If there is a dat/strassen.dat (case insensitive), the concatenated decompressed chunks are a list of all street names referenced (hex, 0-based) in the street/hnr column.

If there is a dat/karto.dat (case insensitive), the concatenated decompressed chunks are a sorted list of all zip/streetname(/hnr) combinations on that CD, each line finished by the geo coordinates of that address.

version 4
=========

All strings are iso8859-1. All relevant information are in the files phonebook.db and streets.tl. If you need geo-coordinates to all your addresses, you'll also need the zip-streets-hn-geo.tl or zip-streets-hn.tl files, respectively. The files consist of zlib compressed chunks with streetname file just being a \0 separated list of streets, each referenced (dec, 0-based) from the street/hnr column. For the zip-streets*-geo.tl files, the concatenated decompressed chunks are a sorted list of all zip/streetname(/hnr) combinations on that CD, each line finished by the geo coordinates of that address (since they are sorted, you can do a binary search for each address in that file).

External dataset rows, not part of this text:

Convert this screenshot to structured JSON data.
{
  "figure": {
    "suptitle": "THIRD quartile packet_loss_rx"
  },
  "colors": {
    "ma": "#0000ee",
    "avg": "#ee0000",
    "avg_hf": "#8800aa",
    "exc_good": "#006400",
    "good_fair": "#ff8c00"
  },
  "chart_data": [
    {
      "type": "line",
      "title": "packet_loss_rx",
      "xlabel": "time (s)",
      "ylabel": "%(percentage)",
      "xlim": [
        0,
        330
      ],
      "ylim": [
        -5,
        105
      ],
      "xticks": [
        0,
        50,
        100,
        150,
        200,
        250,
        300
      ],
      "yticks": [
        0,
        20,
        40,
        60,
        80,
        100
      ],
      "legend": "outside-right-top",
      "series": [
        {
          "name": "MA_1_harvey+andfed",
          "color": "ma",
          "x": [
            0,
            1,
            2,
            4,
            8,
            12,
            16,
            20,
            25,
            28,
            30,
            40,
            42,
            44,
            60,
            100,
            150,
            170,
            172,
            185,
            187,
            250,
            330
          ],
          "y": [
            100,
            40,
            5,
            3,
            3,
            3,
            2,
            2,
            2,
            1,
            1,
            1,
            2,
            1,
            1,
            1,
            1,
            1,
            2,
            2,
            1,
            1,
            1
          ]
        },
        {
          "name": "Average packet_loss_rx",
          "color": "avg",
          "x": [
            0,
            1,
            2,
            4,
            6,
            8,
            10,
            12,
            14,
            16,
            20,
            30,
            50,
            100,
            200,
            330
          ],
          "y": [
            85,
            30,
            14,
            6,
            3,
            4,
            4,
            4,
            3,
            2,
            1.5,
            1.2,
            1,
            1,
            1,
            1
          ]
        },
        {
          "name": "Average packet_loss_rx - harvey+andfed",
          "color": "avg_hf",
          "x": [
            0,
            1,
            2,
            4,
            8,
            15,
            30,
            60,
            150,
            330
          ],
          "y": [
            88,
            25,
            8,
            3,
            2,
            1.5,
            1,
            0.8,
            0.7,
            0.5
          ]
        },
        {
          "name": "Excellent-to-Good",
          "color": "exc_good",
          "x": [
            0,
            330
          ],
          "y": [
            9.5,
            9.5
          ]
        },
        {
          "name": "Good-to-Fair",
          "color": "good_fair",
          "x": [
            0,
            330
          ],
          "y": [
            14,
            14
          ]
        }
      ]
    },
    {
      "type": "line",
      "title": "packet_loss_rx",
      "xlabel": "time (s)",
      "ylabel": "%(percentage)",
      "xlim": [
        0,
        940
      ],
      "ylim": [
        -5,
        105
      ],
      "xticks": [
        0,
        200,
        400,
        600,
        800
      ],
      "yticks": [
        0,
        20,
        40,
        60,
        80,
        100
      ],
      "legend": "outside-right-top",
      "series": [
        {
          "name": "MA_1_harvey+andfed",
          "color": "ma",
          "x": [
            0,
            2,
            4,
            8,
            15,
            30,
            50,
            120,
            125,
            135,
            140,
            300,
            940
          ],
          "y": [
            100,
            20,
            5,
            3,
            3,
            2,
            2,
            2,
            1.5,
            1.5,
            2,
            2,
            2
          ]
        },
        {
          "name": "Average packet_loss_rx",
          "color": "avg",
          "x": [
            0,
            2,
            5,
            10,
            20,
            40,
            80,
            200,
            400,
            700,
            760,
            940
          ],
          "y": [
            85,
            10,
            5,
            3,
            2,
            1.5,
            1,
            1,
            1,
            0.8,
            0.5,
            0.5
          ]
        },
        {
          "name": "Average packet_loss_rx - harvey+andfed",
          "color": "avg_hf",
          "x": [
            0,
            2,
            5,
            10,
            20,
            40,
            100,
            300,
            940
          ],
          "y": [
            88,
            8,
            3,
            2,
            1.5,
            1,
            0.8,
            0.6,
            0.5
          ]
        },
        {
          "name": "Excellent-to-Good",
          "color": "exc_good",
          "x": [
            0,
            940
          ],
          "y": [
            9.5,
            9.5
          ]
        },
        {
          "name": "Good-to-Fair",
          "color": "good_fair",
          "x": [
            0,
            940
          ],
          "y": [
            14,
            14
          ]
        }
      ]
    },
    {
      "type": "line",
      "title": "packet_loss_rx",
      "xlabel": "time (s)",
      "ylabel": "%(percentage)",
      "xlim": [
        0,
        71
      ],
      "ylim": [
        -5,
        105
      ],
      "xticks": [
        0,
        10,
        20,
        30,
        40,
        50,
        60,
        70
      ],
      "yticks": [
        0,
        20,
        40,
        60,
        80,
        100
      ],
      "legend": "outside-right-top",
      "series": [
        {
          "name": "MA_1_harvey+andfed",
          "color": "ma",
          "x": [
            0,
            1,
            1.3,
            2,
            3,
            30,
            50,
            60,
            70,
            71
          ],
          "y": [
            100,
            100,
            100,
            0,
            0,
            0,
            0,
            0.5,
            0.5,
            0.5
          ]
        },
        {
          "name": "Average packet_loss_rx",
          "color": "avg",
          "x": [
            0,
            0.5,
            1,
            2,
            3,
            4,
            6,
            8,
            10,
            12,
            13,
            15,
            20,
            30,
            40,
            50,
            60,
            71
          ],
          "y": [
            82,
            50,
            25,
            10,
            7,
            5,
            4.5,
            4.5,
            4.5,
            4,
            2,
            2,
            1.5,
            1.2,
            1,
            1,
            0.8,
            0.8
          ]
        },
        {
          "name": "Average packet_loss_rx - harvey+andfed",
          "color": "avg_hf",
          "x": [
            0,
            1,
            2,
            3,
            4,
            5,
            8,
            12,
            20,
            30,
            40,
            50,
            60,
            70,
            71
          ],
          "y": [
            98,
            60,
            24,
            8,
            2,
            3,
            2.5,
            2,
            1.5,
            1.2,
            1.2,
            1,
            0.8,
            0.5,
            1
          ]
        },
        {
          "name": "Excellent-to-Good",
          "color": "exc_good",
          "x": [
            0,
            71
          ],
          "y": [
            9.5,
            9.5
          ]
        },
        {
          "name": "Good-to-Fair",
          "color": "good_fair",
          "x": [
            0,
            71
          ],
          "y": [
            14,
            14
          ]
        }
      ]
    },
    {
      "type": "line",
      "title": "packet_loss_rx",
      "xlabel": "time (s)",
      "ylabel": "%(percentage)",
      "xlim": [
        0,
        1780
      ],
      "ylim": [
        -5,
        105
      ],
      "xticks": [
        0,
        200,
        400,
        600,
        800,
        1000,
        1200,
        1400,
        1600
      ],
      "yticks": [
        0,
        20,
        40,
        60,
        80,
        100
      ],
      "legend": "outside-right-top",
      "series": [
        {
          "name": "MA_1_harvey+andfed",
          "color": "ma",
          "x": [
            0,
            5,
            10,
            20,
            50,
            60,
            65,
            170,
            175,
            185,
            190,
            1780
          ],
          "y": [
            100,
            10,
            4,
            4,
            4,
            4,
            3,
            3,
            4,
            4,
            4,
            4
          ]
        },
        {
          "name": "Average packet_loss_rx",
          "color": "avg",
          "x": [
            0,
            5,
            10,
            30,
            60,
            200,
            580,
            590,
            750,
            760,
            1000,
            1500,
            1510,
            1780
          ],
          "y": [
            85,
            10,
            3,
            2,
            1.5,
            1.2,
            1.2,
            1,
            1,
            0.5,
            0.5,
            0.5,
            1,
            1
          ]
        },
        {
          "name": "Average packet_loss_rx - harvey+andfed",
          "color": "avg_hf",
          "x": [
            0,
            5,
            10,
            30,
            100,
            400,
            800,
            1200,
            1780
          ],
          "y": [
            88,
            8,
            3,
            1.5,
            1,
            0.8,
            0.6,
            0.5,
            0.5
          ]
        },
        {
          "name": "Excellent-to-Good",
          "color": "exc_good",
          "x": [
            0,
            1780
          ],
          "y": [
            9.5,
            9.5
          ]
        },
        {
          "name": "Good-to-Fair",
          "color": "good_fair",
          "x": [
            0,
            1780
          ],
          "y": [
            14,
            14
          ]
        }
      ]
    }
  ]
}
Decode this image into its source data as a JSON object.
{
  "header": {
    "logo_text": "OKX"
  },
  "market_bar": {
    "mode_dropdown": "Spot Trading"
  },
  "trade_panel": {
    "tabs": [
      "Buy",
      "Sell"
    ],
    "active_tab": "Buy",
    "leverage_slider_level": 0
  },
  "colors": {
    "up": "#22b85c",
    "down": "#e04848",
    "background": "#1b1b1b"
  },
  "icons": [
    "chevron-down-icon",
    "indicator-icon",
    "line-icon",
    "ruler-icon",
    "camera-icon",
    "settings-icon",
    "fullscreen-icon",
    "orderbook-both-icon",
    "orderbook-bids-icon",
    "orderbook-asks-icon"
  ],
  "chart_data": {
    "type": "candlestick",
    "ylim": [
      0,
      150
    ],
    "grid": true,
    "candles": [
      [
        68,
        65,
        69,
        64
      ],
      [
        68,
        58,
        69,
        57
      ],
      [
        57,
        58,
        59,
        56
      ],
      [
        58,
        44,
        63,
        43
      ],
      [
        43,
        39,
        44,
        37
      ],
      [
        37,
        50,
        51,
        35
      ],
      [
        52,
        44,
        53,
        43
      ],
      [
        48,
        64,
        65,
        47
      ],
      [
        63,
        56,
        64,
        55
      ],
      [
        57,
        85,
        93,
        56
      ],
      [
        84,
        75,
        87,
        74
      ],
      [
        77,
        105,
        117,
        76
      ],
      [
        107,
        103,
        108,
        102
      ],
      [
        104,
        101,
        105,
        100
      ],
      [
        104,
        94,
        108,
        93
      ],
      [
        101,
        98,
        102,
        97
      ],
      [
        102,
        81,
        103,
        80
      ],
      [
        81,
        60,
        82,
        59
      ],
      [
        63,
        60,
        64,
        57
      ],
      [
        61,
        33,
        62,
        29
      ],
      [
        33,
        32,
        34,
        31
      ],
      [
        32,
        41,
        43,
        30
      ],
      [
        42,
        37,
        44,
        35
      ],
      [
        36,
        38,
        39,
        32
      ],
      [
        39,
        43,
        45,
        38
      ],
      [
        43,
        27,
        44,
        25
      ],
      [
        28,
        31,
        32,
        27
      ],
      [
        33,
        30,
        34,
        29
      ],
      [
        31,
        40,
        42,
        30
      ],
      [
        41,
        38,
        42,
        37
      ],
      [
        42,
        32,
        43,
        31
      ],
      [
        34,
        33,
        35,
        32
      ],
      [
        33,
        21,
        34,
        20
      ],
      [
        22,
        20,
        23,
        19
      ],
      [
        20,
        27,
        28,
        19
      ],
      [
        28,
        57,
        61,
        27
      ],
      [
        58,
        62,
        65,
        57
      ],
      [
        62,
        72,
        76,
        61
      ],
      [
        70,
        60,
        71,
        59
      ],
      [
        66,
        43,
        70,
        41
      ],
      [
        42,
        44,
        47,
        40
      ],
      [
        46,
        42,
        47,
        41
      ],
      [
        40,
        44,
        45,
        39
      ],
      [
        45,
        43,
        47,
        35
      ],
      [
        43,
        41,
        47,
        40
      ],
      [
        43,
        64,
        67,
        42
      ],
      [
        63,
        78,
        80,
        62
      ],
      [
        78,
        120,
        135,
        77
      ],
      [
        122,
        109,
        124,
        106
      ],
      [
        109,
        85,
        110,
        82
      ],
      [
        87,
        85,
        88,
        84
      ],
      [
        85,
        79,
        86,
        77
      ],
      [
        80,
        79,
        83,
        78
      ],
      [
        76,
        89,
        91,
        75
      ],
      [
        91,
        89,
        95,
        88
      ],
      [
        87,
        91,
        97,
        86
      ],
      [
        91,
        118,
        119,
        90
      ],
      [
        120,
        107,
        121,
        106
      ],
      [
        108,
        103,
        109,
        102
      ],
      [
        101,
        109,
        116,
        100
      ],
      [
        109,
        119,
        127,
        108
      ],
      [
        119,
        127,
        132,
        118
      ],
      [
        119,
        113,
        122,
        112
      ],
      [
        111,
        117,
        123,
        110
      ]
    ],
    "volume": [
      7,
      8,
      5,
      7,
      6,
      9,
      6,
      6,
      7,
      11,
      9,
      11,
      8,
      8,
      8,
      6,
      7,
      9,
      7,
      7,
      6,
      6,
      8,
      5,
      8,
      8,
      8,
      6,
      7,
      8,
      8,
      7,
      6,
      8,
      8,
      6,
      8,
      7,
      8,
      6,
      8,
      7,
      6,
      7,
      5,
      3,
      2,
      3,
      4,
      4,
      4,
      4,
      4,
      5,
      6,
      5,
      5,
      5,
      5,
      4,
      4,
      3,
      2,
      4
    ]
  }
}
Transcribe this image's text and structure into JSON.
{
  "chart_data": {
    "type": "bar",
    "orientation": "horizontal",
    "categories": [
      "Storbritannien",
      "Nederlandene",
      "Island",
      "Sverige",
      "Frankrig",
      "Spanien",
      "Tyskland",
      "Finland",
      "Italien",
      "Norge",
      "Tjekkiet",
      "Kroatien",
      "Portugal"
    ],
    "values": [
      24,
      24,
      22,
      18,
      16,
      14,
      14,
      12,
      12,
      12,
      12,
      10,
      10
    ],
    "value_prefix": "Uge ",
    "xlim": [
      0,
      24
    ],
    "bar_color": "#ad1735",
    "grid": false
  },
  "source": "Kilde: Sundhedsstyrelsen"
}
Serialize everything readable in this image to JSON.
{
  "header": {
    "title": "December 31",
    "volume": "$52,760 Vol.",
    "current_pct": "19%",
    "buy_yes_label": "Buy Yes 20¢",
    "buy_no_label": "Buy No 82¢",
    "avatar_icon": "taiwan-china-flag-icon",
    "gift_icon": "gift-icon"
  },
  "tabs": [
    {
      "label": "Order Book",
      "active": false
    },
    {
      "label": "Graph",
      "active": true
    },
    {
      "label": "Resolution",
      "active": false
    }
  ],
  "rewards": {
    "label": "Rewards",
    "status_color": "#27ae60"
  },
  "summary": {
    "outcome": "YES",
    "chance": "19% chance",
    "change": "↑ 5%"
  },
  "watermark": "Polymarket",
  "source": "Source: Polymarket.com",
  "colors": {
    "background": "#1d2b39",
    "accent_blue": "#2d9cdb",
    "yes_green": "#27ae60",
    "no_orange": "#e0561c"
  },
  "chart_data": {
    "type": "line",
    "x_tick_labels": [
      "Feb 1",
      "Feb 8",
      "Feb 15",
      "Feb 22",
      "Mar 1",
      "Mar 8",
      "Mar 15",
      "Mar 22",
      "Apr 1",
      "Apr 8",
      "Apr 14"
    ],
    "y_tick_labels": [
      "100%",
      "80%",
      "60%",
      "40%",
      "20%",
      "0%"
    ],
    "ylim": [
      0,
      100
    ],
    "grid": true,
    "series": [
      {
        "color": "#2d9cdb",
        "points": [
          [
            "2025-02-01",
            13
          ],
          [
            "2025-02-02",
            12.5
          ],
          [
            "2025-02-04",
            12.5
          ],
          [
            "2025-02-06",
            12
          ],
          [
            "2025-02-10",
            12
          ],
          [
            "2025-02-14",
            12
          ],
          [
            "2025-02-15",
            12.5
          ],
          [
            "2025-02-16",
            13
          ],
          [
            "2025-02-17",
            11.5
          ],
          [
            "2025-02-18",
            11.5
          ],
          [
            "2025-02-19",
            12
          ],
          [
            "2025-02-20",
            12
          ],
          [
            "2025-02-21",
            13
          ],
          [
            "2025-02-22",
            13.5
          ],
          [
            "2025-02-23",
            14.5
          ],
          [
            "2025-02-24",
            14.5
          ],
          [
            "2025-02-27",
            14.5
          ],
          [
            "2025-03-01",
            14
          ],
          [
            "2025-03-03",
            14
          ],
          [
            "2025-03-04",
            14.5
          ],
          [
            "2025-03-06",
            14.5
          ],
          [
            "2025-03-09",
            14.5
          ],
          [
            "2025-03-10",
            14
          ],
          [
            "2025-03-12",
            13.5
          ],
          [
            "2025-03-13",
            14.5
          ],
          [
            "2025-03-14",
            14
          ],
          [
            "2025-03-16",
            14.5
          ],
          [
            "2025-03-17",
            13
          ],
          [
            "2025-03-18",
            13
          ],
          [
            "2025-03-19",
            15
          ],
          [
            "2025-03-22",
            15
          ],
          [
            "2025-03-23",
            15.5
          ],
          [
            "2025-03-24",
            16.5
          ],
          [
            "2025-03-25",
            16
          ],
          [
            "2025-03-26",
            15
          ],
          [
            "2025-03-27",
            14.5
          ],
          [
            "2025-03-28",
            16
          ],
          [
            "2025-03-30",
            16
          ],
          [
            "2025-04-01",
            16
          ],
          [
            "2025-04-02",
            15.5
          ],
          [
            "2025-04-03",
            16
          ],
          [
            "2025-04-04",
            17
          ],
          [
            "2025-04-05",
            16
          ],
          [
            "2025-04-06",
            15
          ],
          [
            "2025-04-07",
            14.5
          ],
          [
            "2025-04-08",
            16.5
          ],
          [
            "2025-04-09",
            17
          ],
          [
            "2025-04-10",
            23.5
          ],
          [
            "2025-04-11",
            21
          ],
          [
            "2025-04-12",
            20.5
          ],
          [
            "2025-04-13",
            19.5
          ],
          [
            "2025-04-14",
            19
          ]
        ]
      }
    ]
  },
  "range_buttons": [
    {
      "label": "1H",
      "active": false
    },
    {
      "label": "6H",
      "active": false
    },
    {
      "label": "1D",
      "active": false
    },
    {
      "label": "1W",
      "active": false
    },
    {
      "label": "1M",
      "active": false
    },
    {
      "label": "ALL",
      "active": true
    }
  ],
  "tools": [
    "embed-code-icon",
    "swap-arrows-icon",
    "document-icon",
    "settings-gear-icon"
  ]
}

The phonebook.db decompresses in a lot chunks with around 3000 entries sorted into 11 columns, the first being a binary flag byte and the latter: Nachname, Vorname, Namenszusatz+Addresszusatz, Verweise, Strassenindex_Hausnummer, Vorwahl, Postleitzahl, Ort, Rufnummer, Email+Webadresse respectively.

The flag byte's lower nibble is 0 for a single line entry, 1 for the start of a continuation record and 2 for a trailing line of a continuation. The flag's top nibble bits are 0x80 set for a business record (as opposed to a natural person), 0x40 set, if the number must not be included in reverse query results and 0x20 used but unknown.